Herr: gib mir noch Zeit. Den Sommer lass ich
ungern los.
’nen Schatten brauch ich höchstens in der Kur,
und auf den Fluren stör’n die Winde nur.

Befiehl den Gärten, dass sie uns weiterhin
erfreu’n;
schenk uns noch viele südlichere Tage.
Und das Rot der Kapuziner, es trage
noch weit in dieses Jahr hinein.

Wer jetzt schon auf die Leichtigkeit
verzichten muss,
wird unbeweglich werden, voll Verdruss.
Und wird auf seinem Tablet rastlos hin und her
bei Google, Facebook, YouTube kreuz und quer
nach Leben suchen, wenn die Blätter fallen.

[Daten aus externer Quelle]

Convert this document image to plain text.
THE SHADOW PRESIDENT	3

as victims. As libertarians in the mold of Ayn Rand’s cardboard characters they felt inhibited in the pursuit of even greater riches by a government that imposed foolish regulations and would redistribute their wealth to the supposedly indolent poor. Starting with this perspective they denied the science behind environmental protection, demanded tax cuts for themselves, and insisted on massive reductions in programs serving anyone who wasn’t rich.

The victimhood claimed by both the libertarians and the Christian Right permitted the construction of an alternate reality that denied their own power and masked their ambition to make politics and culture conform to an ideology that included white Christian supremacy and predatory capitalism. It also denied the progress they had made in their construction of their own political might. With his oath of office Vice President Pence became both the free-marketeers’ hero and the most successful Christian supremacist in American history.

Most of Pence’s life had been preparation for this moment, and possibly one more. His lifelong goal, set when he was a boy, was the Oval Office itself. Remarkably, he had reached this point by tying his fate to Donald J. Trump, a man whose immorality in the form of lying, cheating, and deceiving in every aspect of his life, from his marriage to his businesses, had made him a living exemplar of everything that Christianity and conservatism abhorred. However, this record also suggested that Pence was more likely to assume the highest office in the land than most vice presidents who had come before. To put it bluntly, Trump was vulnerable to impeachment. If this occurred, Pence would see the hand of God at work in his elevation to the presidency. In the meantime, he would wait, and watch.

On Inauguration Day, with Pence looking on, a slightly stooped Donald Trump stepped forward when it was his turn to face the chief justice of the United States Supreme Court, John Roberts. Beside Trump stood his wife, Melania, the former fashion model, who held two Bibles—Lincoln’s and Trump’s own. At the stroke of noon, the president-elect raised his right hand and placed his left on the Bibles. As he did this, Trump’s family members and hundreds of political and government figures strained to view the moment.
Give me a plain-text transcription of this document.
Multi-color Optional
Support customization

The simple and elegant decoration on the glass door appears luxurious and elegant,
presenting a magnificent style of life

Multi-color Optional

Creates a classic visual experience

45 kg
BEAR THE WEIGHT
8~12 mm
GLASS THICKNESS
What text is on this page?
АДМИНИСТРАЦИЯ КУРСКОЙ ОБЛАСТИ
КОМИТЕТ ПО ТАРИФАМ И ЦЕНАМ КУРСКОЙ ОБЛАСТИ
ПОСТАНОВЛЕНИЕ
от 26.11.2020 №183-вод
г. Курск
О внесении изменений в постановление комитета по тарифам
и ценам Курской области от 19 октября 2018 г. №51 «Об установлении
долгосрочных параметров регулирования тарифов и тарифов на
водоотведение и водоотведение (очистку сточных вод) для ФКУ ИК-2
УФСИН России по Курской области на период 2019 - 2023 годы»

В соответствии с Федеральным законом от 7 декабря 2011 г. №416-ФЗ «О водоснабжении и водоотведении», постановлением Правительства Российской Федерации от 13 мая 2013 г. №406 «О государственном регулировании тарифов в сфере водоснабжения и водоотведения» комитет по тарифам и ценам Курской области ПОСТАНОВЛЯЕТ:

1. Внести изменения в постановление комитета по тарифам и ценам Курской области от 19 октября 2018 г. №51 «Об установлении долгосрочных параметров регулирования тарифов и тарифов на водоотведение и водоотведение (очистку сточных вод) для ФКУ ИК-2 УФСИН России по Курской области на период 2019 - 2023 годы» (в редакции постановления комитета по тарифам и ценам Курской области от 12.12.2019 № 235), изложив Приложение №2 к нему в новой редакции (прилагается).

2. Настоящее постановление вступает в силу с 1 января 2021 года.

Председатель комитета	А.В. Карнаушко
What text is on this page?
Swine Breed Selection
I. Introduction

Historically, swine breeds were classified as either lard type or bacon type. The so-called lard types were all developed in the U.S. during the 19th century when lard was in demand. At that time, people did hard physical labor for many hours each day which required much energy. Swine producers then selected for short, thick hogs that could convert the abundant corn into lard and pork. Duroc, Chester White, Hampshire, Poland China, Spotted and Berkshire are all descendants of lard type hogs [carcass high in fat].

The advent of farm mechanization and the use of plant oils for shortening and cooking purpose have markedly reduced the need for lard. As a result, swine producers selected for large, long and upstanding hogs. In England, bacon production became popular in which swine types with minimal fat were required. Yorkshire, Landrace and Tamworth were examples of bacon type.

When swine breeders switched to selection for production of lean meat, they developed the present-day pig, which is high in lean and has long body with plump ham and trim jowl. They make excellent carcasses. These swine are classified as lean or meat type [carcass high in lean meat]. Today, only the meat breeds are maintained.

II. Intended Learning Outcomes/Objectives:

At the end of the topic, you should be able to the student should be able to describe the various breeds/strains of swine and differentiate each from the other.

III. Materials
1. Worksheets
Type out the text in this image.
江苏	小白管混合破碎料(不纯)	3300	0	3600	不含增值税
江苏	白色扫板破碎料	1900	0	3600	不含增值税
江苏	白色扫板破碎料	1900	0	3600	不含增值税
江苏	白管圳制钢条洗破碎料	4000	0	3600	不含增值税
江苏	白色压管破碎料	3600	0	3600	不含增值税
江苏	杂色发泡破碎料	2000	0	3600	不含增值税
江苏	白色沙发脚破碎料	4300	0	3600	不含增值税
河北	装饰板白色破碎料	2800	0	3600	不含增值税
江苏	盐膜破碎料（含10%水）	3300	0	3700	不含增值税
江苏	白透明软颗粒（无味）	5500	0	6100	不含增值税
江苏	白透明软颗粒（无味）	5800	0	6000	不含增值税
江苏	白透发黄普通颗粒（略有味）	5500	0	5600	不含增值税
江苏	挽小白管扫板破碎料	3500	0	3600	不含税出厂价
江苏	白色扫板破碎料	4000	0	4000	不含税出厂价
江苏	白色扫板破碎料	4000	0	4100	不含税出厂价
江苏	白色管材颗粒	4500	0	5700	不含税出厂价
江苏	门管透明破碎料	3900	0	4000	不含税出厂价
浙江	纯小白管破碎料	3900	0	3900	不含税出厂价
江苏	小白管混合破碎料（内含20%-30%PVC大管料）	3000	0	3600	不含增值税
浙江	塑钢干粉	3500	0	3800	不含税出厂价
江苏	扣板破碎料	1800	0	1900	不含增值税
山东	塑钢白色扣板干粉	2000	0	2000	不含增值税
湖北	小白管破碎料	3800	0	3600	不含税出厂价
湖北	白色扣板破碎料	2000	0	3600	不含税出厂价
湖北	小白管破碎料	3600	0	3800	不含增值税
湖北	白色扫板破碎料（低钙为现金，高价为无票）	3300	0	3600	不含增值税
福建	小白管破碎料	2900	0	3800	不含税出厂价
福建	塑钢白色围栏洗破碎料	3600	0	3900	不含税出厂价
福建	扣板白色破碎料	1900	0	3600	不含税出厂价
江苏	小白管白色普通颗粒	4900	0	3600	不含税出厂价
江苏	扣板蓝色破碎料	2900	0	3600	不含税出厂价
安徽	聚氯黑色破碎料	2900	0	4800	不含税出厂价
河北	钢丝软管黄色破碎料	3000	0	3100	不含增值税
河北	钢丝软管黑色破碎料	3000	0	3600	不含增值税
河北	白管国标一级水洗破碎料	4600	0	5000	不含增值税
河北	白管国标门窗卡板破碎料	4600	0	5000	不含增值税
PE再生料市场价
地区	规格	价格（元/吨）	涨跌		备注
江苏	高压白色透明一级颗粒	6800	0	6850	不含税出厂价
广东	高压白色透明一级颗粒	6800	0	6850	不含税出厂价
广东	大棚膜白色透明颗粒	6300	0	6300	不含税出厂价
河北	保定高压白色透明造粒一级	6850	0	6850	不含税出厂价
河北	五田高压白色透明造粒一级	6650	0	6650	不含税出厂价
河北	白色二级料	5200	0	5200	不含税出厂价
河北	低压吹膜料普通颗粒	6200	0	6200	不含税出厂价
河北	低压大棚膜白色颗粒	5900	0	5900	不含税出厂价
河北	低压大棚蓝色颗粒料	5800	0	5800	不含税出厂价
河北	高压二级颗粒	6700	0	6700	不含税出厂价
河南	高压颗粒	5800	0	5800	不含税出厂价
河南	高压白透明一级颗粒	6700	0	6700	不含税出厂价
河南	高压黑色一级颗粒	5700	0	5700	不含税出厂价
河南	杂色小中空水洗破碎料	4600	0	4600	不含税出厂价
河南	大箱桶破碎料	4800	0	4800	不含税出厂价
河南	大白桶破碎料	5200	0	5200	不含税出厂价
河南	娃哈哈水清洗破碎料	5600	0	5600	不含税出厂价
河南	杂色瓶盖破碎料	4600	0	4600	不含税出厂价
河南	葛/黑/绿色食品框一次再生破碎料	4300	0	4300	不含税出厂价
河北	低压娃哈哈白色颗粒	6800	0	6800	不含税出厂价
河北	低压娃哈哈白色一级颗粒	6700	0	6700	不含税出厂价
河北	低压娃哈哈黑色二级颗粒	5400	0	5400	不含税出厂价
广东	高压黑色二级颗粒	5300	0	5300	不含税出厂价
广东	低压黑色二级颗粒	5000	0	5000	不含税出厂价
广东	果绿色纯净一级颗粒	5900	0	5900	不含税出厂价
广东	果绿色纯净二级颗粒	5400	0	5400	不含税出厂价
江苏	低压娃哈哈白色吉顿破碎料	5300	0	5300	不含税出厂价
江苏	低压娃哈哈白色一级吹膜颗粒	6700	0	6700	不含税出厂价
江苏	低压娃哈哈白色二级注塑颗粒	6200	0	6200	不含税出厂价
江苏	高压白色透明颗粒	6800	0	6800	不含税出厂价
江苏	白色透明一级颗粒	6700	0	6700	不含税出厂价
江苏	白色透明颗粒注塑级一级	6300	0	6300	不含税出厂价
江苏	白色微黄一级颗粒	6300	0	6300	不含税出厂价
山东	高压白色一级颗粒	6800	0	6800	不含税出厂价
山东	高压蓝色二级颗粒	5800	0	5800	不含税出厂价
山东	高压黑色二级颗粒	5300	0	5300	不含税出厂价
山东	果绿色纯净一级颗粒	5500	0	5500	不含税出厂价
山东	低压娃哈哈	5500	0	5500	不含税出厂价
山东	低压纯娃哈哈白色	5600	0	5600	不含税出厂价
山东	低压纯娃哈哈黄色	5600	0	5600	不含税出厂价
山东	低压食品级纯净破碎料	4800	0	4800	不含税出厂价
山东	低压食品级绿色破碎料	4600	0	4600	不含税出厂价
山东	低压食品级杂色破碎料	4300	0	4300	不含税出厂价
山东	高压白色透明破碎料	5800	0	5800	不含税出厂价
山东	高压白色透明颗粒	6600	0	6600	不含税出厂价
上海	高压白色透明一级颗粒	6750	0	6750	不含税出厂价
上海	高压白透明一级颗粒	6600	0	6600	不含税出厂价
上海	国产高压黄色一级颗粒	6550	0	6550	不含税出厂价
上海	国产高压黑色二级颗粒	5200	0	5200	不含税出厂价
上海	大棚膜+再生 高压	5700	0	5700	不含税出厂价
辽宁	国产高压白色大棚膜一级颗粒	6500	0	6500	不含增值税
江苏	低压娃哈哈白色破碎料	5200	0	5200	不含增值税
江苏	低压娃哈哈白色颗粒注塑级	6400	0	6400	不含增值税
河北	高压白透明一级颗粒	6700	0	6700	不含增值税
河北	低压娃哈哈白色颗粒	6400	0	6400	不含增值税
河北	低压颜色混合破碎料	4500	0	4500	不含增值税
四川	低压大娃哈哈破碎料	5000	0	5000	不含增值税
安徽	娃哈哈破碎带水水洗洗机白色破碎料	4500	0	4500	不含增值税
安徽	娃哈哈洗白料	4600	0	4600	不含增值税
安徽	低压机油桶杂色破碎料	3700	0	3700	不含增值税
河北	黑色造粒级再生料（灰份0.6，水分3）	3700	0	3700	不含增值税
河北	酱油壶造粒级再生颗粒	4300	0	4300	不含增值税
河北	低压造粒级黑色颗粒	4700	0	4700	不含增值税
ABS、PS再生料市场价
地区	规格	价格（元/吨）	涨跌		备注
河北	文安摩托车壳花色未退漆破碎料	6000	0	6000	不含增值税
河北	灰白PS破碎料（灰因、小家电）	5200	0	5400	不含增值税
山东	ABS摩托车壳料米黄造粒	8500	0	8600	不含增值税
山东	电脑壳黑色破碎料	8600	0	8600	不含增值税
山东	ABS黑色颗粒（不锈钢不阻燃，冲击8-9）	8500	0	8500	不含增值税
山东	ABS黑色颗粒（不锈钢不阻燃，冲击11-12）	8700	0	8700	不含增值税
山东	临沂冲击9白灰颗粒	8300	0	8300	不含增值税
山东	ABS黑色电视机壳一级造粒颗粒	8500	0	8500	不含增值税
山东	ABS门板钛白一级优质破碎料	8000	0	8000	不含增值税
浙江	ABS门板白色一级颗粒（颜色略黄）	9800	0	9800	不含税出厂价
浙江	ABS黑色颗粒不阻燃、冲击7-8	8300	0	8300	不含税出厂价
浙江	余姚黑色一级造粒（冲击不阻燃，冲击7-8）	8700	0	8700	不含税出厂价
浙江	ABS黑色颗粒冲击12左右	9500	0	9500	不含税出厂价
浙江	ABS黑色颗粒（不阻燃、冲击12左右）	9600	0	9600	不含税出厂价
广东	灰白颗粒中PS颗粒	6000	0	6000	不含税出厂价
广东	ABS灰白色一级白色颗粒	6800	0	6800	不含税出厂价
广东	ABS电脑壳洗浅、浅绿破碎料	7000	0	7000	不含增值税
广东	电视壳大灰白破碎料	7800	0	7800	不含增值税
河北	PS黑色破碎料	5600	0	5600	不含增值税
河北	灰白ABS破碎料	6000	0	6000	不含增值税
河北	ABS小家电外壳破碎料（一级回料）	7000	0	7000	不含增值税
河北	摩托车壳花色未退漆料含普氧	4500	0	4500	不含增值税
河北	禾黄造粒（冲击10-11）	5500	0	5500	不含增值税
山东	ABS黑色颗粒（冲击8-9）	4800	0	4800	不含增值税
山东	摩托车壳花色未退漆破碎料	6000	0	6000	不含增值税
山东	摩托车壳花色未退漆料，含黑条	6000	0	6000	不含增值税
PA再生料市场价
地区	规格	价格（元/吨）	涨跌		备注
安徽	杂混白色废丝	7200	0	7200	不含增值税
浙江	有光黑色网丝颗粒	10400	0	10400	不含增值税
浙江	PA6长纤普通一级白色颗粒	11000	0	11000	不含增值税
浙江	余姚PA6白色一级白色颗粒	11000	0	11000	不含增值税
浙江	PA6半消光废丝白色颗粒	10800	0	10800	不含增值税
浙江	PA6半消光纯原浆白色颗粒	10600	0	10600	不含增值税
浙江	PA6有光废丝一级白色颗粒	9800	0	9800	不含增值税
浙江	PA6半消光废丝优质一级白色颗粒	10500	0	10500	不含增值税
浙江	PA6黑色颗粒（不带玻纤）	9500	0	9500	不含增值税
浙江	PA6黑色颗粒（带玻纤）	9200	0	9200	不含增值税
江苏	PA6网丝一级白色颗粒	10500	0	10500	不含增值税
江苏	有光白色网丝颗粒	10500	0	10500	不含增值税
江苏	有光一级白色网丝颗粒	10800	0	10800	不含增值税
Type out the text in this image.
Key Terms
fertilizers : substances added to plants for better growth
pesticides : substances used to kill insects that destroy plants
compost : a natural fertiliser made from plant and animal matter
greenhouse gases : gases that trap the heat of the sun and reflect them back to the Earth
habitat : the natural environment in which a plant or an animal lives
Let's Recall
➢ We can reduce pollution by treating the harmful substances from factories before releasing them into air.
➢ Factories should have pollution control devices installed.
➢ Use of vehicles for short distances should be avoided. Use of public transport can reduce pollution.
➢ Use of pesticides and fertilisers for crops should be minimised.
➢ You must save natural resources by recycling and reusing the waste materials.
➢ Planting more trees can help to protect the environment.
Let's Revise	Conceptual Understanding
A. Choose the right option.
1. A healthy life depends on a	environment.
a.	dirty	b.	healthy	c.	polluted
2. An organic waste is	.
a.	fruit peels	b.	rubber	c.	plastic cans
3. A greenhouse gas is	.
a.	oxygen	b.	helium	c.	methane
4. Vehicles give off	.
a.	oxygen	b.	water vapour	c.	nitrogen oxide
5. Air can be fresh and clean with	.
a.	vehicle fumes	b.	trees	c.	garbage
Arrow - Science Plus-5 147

Ute Schwarting, Plüderhausen, Baden-Württemberg

 

 

Was mein Leben reicher macht

Im Bus. Ein kleiner Junge zeigt auf mich und fragt seine Mama: »Du, ist das ein Fremder?« – »Ja, das ist eine fremde Frau.« Da strahlt mich der Kleine fröhlich an, stellt sich als Vincent vor und fragt mich, ob ich sein Freund sein will.

Sarah Kniep, Hannover

 

Futschikato: Mein Wort-Schatz

Ist etwas futschikato, ist es nicht so profan kaputt, nicht so hart zerstört, nicht so endgültig beschädigt und nicht so technisch defekt. Ein kindliches Schulterzucken liegt in dem Wort, über etwas, was nicht mehr ist und sich nicht ändern lässt. Ein bisschen Leichtigkeit im Augenblick des Verlustes. »Futschikato« tut gut!

Birte Surborg, Hamburg

 

Was mein Leben reicher macht

Neulich empfing mich meine Mutter (85) mit den Worten: »Heute habe ich einen Al-Kaida-Kürbis gekauft. Ich will eine Kürbissuppe kochen!« Erst schaute ich verdutzt, dann musste ich lachen: »Na, dann pass mal auf, dass dir nicht der Kochtopf explodiert!« Gemeint war natürlich ein Hokkaido-Kürbis; meine Mutter hatte sich den japanischen Namen nicht mehr so genau merken können. Die Suppe allerdings – verfeinert mit Apfelsaft, Kokosmilch, Curry, Ingwer und Chili – schmeckte uns ganz hervorragend!

Angelika Krieser, Berlin

 

Was mein Leben reicher macht

Tassengeklapper und Sommergeraune im gut besuchten Waldcafe, als eine laute Kinderstimme ein Lächeln auf die Gesichter der Gäste zaubert: “Ich will neben meiner lieben Oma sitzen!” Und die Oma bin ich.

Ulrike Bertram, Hannover

 

Das ist mein Ding

Darf ich vorstellen: eine schlichte und glanzlose Erscheinung, mit Kratzern, Dellen und Macken. Alt und grau. Mein Ding ist nichts Besonderes. Nur ein gewöhnlicher Blecheimer. Er gehört zu den ausgemusterten Dingen des Alltags. Trendresistent steht dieser Eimer immer noch da. Kein Plastikeimer kann ihm das Wasser reichen. Er ist gut in Form. Oben weiter als unten. Zum Himmel hin offen. Zum Glück nimmt er es mir nicht übel, wenn ich ihn mal im Regen stehen lasse. Vor sieben Jahren habe ich ihn aus einem dunklen Schuppen befreit und ans Licht geholt. Ich habe ihm quasi zu einem neuen Auftritt verholfen. Unzählige Fotoserien habe ich mit ihm gemacht. Mit ihm habe ich gelernt, das Gewöhnliche mit anderen Augen zu betrachten und die einfachen Dinge mehr wertzuschätzen. Es ist nicht der Alltag, der uns abstumpft. Es ist der Blick auf die Dinge, der sich abnutzt. Gerne lausche ich dem Blechgeflüster und entdecke die Poesie der einfachen Dinge. Und wenn ich aus dem Haus gehe, nicke ich meinem Blecheimer freundlich zu. Bisher hat er meinen Gruß allerdings noch nicht erwidert.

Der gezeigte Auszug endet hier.